Wake County wants the public’s input on how to update its parental involvement policy to meet the state’s Jan. 1 deadline for following the new “Parents’ Bill of Rights” law.
Wake is taking comments at my.thoughtexchange.comscroll/570732221/ through Wednesday on proposed revisions to the policy. The policy includes wording on handling parental notification of issues such as when students want to change their name and pronoun.
Wake has been taking comments since late October. Administrators say they plan to use the public comments to shape revisions when the policy is presented to the school board for approval in December.
“We’re going to allow a process for parents to give feedback, and our goal is to still to meet our deadline of Jan. 1,” board member Monika Johnson-Hostler said at last month’s policy committee meeting. “We’re hanging on by a thread, but we can make it happen.”
GOP passes Parents’ Bill of Rights
The new law requires North Carolina school districts to adopt parental involvement policies that include providing information on how to review and object to school materials.
Many of the things cited in the new state law are already required to be provided to parents. But there are new things like requiring parental notification before their child can change their name or pronoun.
The Parents’ Bill of Rights also bans instruction on gender identity, sexual activity, or sexuality in the curriculum in kindergarten through fourth-grade classrooms.
Wake is borrowing wording from the N.C. School Boards Association’s model parent involvement policy. But the district is also adding its own language.
How will schools handle name and pronoun changes
Several current and former Wake LGBTQ students have urged the district to provide teachers more guidance on how to handle parental notification of name and pronoun changes.
The students say some teachers are now requiring LGBTQ students to have their parents fill out a form requiring permission for all name and pronoun changes. The students say at most that notification and not permission is needed.
Wake’s updated policy says the principal or their designee will notify parents before any changes are made to the names or pronouns used for their children in school records or by school personnel.
Administrators are expected to provide schools with detailed guidance.
Wake says it doesn’t teach gender identity
One of the most contentious parts of the new state law is the ban on instruction on gender identity, sexuality, and sexual activity in K-4 classes.
“None of our curricular standards in any grade address gender identity or sexuality,” Julie Crain, Wake’s director of strategy and policy, said at last month’s school board policy committee meeting. “Let me say that again. None of our instructional standards given to us by the State Board of Education addressed these things: gender identity or sexuality.”

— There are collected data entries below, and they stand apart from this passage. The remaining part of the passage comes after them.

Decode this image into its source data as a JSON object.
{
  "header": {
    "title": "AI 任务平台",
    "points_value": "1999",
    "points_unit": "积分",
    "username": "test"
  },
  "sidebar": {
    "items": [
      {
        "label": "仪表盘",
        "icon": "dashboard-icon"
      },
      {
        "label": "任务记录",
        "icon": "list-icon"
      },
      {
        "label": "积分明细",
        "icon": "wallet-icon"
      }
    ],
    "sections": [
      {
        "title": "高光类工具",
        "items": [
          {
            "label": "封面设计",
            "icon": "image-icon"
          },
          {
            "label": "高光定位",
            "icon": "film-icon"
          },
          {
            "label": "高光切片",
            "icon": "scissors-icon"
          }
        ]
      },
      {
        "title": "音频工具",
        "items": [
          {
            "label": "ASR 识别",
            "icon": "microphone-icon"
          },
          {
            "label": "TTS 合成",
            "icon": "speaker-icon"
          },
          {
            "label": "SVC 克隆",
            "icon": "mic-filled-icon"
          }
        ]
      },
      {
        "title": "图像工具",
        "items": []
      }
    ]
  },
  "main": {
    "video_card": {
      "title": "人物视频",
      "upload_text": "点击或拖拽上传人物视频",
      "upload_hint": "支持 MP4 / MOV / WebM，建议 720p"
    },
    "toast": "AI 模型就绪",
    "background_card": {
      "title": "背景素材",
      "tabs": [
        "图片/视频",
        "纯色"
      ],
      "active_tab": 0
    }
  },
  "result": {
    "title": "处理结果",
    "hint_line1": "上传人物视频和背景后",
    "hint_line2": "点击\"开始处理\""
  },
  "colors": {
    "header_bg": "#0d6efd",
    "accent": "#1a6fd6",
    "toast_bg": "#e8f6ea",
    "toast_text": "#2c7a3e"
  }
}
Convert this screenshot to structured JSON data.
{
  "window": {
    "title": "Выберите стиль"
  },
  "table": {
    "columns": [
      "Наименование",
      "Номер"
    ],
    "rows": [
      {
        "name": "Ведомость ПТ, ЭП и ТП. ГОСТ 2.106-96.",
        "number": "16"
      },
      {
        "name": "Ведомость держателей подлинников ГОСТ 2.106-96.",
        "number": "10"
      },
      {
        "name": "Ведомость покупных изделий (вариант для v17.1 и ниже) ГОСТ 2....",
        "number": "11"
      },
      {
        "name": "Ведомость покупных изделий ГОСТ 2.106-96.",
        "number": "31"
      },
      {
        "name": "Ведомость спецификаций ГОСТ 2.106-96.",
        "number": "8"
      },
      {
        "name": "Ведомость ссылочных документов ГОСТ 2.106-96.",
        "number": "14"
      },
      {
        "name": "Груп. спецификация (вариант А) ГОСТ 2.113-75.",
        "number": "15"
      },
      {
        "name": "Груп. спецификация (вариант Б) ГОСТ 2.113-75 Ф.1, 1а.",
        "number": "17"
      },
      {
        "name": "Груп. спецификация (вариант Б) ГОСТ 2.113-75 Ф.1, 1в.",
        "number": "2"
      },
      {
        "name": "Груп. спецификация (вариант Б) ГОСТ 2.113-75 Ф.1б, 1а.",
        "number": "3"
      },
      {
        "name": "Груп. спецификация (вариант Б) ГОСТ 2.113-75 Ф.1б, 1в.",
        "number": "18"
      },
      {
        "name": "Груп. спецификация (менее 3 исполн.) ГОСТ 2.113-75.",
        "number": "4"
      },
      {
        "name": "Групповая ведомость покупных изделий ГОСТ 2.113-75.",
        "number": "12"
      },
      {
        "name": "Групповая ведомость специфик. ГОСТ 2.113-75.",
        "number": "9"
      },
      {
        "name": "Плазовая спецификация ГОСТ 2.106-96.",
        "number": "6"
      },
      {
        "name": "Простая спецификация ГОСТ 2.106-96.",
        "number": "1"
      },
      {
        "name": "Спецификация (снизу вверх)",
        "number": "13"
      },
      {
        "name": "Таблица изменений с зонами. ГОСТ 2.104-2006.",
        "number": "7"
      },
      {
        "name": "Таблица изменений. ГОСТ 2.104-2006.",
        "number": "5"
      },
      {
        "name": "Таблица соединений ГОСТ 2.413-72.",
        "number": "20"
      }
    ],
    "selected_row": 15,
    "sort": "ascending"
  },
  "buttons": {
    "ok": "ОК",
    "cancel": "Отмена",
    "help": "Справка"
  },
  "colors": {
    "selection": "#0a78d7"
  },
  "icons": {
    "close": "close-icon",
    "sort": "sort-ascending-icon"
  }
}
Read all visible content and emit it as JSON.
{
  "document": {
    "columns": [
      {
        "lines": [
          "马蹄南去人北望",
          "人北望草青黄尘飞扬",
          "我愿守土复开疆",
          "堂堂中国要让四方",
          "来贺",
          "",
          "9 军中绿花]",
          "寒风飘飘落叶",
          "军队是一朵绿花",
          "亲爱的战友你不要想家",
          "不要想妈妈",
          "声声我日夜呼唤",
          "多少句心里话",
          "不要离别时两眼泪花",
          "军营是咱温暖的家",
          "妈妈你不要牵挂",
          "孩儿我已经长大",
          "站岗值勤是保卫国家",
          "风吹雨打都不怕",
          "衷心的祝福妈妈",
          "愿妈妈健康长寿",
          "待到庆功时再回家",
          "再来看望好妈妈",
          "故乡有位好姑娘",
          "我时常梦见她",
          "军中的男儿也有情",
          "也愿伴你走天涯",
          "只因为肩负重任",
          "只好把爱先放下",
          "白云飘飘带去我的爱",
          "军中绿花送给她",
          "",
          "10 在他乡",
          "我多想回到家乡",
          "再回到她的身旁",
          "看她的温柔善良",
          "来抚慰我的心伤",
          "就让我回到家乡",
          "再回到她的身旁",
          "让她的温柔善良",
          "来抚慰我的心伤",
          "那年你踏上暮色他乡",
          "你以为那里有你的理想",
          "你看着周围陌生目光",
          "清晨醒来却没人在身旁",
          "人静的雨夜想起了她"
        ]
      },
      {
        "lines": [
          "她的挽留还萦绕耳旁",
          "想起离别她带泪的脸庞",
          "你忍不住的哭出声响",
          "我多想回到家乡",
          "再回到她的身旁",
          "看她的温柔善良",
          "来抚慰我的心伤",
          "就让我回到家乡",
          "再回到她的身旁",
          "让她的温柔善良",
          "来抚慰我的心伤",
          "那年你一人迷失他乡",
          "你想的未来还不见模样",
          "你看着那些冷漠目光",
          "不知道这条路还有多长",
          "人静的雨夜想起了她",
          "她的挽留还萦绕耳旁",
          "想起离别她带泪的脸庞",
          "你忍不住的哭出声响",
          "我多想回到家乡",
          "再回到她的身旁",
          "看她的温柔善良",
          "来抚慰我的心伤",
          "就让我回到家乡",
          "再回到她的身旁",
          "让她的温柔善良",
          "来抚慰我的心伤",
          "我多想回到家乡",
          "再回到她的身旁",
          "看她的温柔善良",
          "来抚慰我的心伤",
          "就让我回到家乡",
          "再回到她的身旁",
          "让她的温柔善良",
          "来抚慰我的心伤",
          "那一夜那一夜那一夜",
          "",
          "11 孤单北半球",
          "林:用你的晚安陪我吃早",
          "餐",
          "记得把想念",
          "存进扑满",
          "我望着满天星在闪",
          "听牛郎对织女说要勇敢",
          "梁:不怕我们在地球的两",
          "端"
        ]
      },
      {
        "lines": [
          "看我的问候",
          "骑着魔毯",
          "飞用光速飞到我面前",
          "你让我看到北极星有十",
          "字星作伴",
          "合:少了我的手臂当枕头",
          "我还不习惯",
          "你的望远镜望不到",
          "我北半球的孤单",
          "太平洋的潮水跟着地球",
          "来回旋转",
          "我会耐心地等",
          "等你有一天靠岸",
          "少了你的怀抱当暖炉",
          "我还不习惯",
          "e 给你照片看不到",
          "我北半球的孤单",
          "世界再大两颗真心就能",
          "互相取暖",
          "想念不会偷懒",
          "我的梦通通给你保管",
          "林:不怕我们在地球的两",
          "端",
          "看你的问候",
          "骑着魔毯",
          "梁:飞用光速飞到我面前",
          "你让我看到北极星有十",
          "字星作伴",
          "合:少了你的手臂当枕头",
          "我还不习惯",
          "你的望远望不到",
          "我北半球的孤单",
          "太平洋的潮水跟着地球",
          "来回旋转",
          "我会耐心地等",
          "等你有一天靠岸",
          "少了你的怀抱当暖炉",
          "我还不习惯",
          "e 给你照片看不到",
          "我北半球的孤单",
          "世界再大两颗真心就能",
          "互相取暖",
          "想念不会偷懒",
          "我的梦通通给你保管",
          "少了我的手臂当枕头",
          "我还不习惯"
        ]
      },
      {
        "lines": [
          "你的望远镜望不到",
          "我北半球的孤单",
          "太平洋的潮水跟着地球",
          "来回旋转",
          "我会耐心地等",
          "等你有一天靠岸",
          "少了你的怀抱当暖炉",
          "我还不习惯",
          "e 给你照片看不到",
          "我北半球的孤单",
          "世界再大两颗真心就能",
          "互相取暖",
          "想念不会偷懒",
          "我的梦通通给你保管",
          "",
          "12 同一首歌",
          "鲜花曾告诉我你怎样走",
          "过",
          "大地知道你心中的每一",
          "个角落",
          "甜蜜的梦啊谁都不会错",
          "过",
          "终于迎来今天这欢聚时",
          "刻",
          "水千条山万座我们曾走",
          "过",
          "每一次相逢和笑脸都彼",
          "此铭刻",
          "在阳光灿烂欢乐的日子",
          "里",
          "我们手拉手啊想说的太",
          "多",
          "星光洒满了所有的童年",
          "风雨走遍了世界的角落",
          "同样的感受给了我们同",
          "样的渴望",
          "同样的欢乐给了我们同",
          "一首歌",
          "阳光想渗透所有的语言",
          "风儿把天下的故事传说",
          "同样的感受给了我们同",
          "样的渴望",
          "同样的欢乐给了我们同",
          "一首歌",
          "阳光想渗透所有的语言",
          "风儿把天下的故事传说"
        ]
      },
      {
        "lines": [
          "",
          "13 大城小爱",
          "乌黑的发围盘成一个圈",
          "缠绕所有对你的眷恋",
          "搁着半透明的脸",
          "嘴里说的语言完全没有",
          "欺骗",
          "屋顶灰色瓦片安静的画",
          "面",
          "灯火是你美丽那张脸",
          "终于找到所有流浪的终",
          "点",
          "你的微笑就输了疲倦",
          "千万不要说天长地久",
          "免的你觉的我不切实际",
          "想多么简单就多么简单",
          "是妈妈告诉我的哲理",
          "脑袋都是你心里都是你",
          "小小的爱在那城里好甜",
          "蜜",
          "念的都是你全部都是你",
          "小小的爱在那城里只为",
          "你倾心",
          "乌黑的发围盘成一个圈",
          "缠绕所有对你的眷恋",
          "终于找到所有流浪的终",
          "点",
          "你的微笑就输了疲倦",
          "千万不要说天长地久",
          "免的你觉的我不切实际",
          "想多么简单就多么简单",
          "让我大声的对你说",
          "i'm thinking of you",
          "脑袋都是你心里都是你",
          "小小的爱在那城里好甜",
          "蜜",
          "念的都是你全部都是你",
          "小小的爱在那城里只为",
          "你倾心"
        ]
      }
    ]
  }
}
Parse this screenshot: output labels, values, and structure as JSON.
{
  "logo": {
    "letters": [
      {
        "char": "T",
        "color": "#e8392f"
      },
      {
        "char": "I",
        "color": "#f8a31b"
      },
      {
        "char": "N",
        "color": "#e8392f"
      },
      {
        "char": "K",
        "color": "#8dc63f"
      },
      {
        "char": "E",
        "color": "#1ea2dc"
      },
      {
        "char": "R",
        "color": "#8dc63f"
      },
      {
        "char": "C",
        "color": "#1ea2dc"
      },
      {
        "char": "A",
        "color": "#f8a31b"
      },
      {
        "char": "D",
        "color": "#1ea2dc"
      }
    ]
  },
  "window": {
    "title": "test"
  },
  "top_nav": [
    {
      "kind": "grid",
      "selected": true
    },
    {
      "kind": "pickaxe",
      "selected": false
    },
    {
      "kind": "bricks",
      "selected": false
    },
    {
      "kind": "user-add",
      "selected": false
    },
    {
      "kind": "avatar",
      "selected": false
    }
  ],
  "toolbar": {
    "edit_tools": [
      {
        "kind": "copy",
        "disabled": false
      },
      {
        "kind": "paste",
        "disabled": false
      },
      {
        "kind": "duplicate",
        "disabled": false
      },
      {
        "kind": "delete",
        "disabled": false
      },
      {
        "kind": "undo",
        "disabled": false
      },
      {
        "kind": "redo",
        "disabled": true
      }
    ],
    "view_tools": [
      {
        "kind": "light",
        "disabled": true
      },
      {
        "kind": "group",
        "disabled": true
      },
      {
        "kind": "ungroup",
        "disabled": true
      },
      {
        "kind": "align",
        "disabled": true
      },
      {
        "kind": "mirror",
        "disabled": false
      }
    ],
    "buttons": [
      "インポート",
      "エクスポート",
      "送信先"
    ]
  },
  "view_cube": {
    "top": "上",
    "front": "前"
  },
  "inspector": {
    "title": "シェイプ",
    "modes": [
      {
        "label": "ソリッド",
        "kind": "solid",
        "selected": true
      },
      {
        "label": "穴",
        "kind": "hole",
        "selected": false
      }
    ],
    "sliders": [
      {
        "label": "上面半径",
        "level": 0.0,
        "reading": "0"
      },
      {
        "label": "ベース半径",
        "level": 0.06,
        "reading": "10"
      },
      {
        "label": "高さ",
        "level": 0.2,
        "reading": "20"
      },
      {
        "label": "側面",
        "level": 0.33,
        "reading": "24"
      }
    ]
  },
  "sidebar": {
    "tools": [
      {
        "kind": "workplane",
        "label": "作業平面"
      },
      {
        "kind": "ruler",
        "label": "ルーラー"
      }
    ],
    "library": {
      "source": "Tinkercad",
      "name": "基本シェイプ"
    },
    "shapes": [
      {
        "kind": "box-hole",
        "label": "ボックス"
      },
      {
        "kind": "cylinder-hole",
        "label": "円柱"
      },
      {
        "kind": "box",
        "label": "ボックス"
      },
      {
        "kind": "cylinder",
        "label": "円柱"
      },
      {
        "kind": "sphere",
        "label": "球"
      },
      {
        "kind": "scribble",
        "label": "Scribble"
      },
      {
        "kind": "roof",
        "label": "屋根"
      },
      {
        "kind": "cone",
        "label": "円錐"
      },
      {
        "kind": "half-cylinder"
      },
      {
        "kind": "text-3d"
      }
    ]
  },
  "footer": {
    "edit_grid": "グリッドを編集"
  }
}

Crain said that sexual activity is discussed when it’s part of the curriculum in reproductive health classes. State lawmakers didn’t apply the sexual activity ban to fifth-grade because that’s when topics such as puberty are discussed.
Wake isn’t applying the Parents’ Bill of Rights ban on instruction on gender identity, sexuality and sexual activity in K-4 classes to books in elementary school libraries.
Neighboring Johnston County recently gave final approval to policies applying the new law to elementary school library books by saying their supplementary materials are covered under the legislation’s definition of curriculum. The district is also expanding the law to supplementary materials provided to fifth-grade students.